Following the Federal Government’s plan to extend the fuel subsidy regime by 18 months, the International Monetary Fund (IMF) has said Nigeria will likely depend on overdrafts from the Central Bank of Nigeria (CBN) to fund its proposed N2.55tn petrol subsidy bill.
The IMF said this in its ‘Nigeria: Selected Issues Paper’ report, which was prepared by a staff team of the Fund as background documentation for its periodic consultation with Nigeria.
According to the report, fuel subsidy negatively affects the country’s fiscal position, increasing fiscal deficit.
The Washington-based lender said: “Implicit fuel subsidies have a significant negative impact on Nigeria’s fiscal position, which is estimated to increase the overall fiscal deficit by around one percentage point of the Gross Domestic Product in 2021.
“Despite much higher oil prices, the general government fiscal deficit is projected to be significantly worse at 6.3 per cent of the GDP, compared to 4.7 per cent of GDP in the 2020 Article IV staff report, mainly reflecting the reemergence of implicit fuel subsidies and higher spending in the supplementary budget for security and vaccine costs.”

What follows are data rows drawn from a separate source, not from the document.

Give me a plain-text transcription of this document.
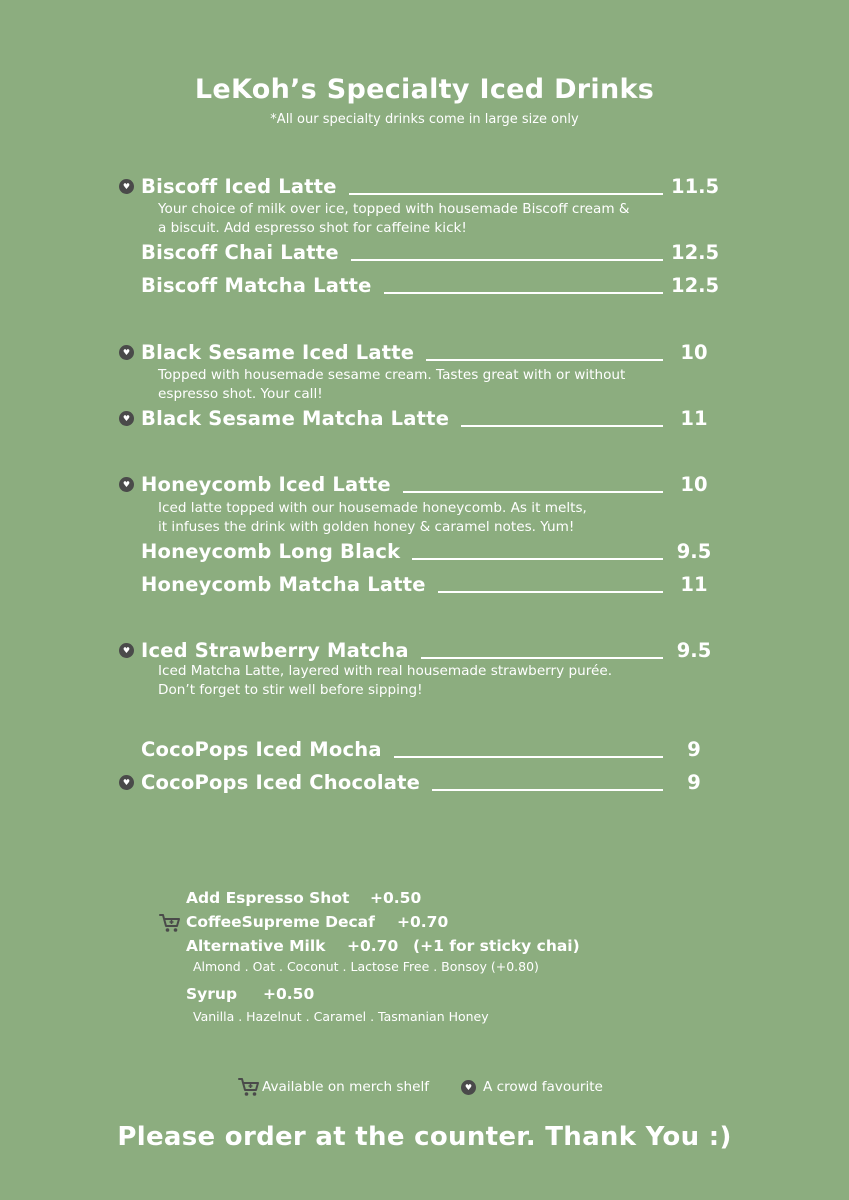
LeKoh’s Specialty Iced Drinks
*All our specialty drinks come in large size only
♥
♥
♥
♥
♥
♥
Biscoff Iced Latte	11.5
Your choice of milk over ice, topped with housemade Biscoff cream &
a biscuit. Add espresso shot for caffeine kick!
Biscoff Chai Latte	12.5
Biscoff Matcha Latte	12.5
Black Sesame Iced Latte	10
Topped with housemade sesame cream. Tastes great with or without
espresso shot. Your call!
Black Sesame Matcha Latte	11
Honeycomb Iced Latte	10
Iced latte topped with our housemade honeycomb. As it melts,
it infuses the drink with golden honey & caramel notes. Yum!
Honeycomb Long Black	9.5
Honeycomb Matcha Latte	11
Iced Strawberry Matcha	9.5
Iced Matcha Latte, layered with real housemade strawberry purée.
Don’t forget to stir well before sipping!
CocoPops Iced Mocha	9
CocoPops Iced Chocolate	9
Add Espresso Shot +0.50
CoffeeSupreme Decaf +0.70
Alternative Milk +0.70 (+1 for sticky chai)
Almond . Oat . Coconut . Lactose Free . Bonsoy (+0.80)
Syrup +0.50
Vanilla . Hazelnut . Caramel . Tasmanian Honey
Available on merch shelf	♥ A crowd favourite
Please order at the counter. Thank You :)
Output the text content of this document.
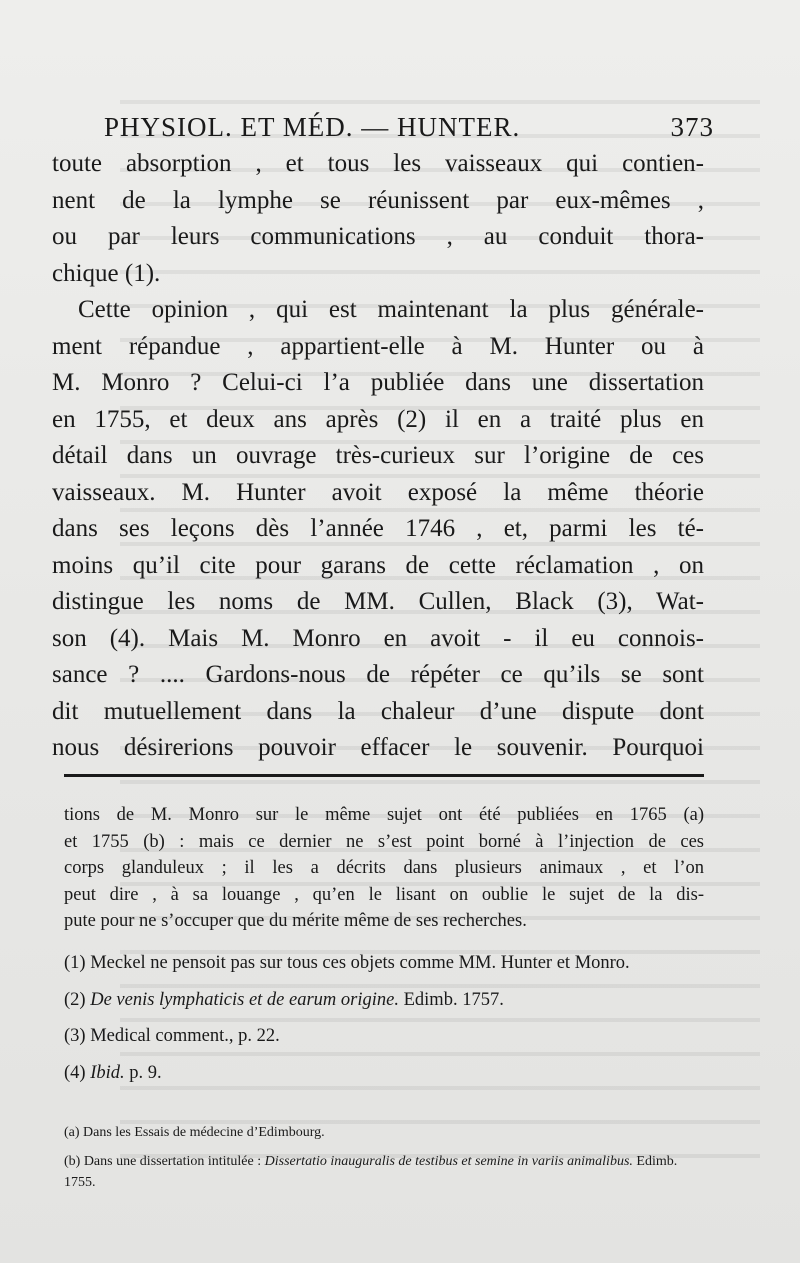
PHYSIOL. ET MÉD. — HUNTER.	373
toute absorption , et tous les vaisseaux qui contien-
nent de la lymphe se réunissent par eux-mêmes ,
ou par leurs communications , au conduit thora-
chique (1).
Cette opinion , qui est maintenant la plus générale-
ment répandue , appartient-elle à M. Hunter ou à
M. Monro ? Celui-ci l’a publiée dans une dissertation
en 1755, et deux ans après (2) il en a traité plus en
détail dans un ouvrage très-curieux sur l’origine de ces
vaisseaux. M. Hunter avoit exposé la même théorie
dans ses leçons dès l’année 1746 , et, parmi les té-
moins qu’il cite pour garans de cette réclamation , on
distingue les noms de MM. Cullen, Black (3), Wat-
son (4). Mais M. Monro en avoit - il eu connois-
sance ? .... Gardons-nous de répéter ce qu’ils se sont
dit mutuellement dans la chaleur d’une dispute dont
nous désirerions pouvoir effacer le souvenir. Pourquoi
tions de M. Monro sur le même sujet ont été publiées en 1765 (a)
et 1755 (b) : mais ce dernier ne s’est point borné à l’injection de ces
corps glanduleux ; il les a décrits dans plusieurs animaux , et l’on
peut dire , à sa louange , qu’en le lisant on oublie le sujet de la dis-
pute pour ne s’occuper que du mérite même de ses recherches.
(1) Meckel ne pensoit pas sur tous ces objets comme MM. Hunter et Monro.
(2) De venis lymphaticis et de earum origine. Edimb. 1757.
(3) Medical comment., p. 22.
(4) Ibid. p. 9.
(a) Dans les Essais de médecine d’Edimbourg.
(b) Dans une dissertation intitulée : Dissertatio inauguralis de testibus et semine in variis animalibus. Edimb. 1755.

It further stressed that the government would likely depend hugely on domestic financing sources, which include borrowing from the CBN, adding fuel subsidy has been a substantial burden on the country.
“Even though we assume that implicit fuel subsidies exist only until mid-2022, as stipulated in the Petroleum Industry Act and assumed in the draft 2022 budget, fiscal vulnerabilities remain elevated with public debt continuously increasing from 35 per cent of the GDP in 2020 to over 42 per cent in 2026.
“With limited IFI funding, fiscal financing for large implicit subsidy costs is likely to depend heavily on domestic sources, including overdrafts from the Central Bank of Nigeria. Thus, the recent re-emergence of implicit fuel subsidies has levied a considerable burden on the Nigeria’s fiscal position, that could have been spent more effectively on pro-poor interventions,” the report read.
Meanwhile, the World Bank had warned the Federal Government against financing its deficits by borrowing from the CBN through the Ways and Means Advances, stressing that it puts fiscal pressures on the country’s expenditures.
According to the bank, central bank financing and fuel subsidy regime tend to adversely affect investments in human and physical capital.
The Federal Government’s total borrowing from the CBN through Ways and Means Advances had ballooned by 2,286 per cent to N15.51tn in six years, according to the central bank data.
The N15.51tn owed by the Federal Government to the central bank is not part of the country’s total public debt stock, which stood at N38tn as of September 2021.
However, the Debt Management Office (DMO) said that it was working out a process of restructuring the overdrafts of the CBN for government financing to a long-term tenored debt.
Meanwhile, interest payments on Federal Government’s borrowing from the CBN through Ways and Means Advances had reportedly gulped N2.03tn in two years.
Also, in the monetary policy category of the CBN’s Frequently Asked Questions page on its website, it was disclosed that the Federal Government’s borrowing from the apex bank through its Means and Ways Advances could have adverse effects on the bank’s monetary policy to the detriment of domestic prices and exchange rates.
Meanwhile, the IMF further encouraged the government to remove fuel subsidy, stating that it would reduce income inequality.
The report further read in part, “Analysis shows that removing fuel subsidies would reduce income inequality. A fuel price increase to cost-recovery level would reduce households’ purchasing power, which calls for a distributional analysis of the impact by income groups, especially for poor households. Richer households tend to spend a larger share of their income on PMS than poorer households, while the share of kerosene expenditure is lower in richer households (above 80th income percentile). The price of kerosene—a cooking/heating fuel used mainly by poorer households—is higher than the subsidised price of PMS, which implies that the existing implicit fuel subsidy is ‘regressive’.
“Empirical studies have also supported that fuel subsidy is inequitable, finding that it is an extremely costly approach to helping the poor, with the top income quintile typically capturing six times more in subsidies than the bottom. Not surprisingly, the removal of fuel subsidies is therefore progressive.”
The Fund pointed out that there would be adverse impact on the poor if fuel subsidy was removed, but noted that the impact could be mitigated with a fraction of the fiscal resources used spent on the fuel subsidy.